Less clear is whether they also will have the votes to override the veto the president has pledged. Bush made his position clear weeks ago when he said the legislation, which involves the destruction of human embryos, "crosses a moral line that I and many others find troubling."

Public polls show strong support for the research, which supporters say could lead to treatment of diseases including Alzheimer's and juvenile diabetes. Democratic congressional leaders arranged to dispatch the measure to the White House with a flourish.

Critics of the legislation said the research requires the destruction of human embryos, and that alternatives have shown more promise.

"You're talking about spare embryos now but if it ever did work ... it would require the killing of millions of embryos," said Rep. Chris Smith, R-N.J.

If it ever does work? Hey, if we do make a breakthrough we can at that point look at the breakthrough, and debate what we think should be done going forward from there.

And with all of the critics of embryonic stem cell research saying the use of embryonic cells isn't necessary, why are they concerned about a breakthrough in the first place? Their moral position isn't against embryonic stem cell reserarch today -- they are concerned with what might happen if and when there is a major breakthrough - and if what they say is true, research using embryonic cells won't surpass the research done with other types of stem cells anyway.

The House vote to send the measure to President Bush was 247-176, short of the level needed to override a second veto in as many years on the issue.
There was no federal money for embryonic stem cell research until Bush announced on Aug. 9, 2001, that his administration would make it available for lines of stem cells that were in existence.
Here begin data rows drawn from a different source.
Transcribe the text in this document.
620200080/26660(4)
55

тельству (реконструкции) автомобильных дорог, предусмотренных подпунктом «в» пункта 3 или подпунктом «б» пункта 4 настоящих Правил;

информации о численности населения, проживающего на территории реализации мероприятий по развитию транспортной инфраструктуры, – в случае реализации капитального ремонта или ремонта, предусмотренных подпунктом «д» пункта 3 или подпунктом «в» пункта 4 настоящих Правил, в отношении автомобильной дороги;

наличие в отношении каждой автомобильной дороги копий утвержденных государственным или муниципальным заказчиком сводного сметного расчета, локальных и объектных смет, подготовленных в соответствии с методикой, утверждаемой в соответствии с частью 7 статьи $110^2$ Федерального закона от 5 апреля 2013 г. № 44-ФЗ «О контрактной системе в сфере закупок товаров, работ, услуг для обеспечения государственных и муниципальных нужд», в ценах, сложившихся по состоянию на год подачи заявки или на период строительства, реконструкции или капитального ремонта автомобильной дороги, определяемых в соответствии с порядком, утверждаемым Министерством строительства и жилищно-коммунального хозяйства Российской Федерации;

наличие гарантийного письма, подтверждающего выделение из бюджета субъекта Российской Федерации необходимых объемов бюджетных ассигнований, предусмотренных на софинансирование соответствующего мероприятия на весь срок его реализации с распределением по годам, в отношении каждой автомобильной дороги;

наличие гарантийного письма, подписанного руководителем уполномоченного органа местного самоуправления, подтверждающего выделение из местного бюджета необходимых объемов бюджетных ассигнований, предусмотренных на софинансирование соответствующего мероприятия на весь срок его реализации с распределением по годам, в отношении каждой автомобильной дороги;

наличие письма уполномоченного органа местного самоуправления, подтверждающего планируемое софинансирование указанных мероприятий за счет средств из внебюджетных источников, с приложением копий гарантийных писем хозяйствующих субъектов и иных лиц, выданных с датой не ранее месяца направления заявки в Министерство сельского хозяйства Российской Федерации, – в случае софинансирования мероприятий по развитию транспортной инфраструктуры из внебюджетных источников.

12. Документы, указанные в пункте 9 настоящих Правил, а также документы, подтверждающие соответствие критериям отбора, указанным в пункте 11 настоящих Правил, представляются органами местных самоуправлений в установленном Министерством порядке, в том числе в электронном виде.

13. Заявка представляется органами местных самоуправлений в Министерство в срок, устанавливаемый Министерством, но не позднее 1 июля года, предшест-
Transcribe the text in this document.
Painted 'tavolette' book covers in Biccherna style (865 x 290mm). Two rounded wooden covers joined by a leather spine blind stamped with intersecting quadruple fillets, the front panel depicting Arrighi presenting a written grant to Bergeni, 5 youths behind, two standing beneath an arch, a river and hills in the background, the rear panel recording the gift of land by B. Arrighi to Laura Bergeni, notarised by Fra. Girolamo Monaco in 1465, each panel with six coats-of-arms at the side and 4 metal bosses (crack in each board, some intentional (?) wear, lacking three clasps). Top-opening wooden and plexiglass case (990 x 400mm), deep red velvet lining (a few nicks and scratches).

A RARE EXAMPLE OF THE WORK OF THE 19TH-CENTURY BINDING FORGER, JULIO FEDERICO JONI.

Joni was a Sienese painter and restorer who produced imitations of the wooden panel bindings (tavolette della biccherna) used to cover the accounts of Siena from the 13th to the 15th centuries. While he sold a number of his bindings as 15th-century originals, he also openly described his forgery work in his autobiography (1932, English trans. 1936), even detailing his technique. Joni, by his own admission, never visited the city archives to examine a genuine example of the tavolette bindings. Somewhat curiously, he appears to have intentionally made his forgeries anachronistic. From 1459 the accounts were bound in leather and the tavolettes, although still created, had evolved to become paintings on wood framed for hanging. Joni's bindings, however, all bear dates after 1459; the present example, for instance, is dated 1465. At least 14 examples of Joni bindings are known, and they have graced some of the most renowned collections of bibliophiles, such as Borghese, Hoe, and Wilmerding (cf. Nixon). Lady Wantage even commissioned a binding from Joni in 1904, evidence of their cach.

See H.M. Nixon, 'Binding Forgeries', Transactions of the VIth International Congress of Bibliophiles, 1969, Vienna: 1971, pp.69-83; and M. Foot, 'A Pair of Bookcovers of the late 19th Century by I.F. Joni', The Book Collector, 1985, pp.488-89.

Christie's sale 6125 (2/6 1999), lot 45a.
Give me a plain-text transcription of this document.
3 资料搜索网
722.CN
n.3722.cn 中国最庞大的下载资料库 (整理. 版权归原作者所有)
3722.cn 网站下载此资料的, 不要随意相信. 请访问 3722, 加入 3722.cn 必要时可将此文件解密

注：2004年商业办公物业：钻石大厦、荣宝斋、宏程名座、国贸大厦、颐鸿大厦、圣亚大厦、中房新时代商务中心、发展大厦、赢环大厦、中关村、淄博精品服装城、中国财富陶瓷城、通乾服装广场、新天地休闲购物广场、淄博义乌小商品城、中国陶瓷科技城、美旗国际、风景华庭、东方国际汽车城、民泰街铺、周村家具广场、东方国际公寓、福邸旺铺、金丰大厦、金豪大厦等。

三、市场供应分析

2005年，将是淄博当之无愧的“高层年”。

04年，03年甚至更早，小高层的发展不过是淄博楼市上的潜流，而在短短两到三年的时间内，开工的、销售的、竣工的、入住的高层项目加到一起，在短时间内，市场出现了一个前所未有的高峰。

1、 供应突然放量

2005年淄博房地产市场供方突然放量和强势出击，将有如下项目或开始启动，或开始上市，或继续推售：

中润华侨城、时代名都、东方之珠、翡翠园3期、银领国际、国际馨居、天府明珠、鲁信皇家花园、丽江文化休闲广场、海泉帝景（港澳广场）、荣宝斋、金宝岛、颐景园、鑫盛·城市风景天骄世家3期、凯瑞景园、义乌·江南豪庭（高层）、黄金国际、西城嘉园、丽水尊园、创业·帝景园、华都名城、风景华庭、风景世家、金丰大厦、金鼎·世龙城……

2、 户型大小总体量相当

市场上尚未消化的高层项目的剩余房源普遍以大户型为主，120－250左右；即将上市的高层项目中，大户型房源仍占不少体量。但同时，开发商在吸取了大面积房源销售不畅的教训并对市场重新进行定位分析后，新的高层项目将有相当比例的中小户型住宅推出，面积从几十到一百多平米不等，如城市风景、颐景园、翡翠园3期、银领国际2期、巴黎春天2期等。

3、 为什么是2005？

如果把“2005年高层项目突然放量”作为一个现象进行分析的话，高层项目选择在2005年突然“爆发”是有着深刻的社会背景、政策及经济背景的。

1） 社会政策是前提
Elected with the strong support of abortion foes and other conservatives, he said at the time his decision was designed to balance concerns about "protecting life and improving life."

He also limited the funds to cell lines derived from embryos that were surplus at fertility clinics, and that had been donated from adults who had given informed consent.

Advocates of the veto-threatened legislation argue that the number of stem cell lines available for research is smaller than needed, and that some of the material has become contaminated over time by mouse embryonic skin cells that typically are placed at the bottom of culture dishes used in the research.

The bill would permit funding for research on embryonic stem cells regardless of the date of their creation, as long as they were donated from in-vitro fertilization clinics, they would "otherwise be discarded" and donors gave their approval.

Separately, three teams of researchers reported Wednesday they had found a way to produce embryonic stem cells without destroying embryos - but in mice. They got ordinary skin cells to act like the embryonic cells, which can develop into all types of tissue.

In a prelude to the stem cell vote in Congress, House Republicans engineered the defeat of legislation to ban human reproductive cloning. The 213-204 vote against the measure was well short of the two-thirds majority needed for passage.

Critics said it would facilitate the creation of cloned human embryos to be used in research and then destroyed.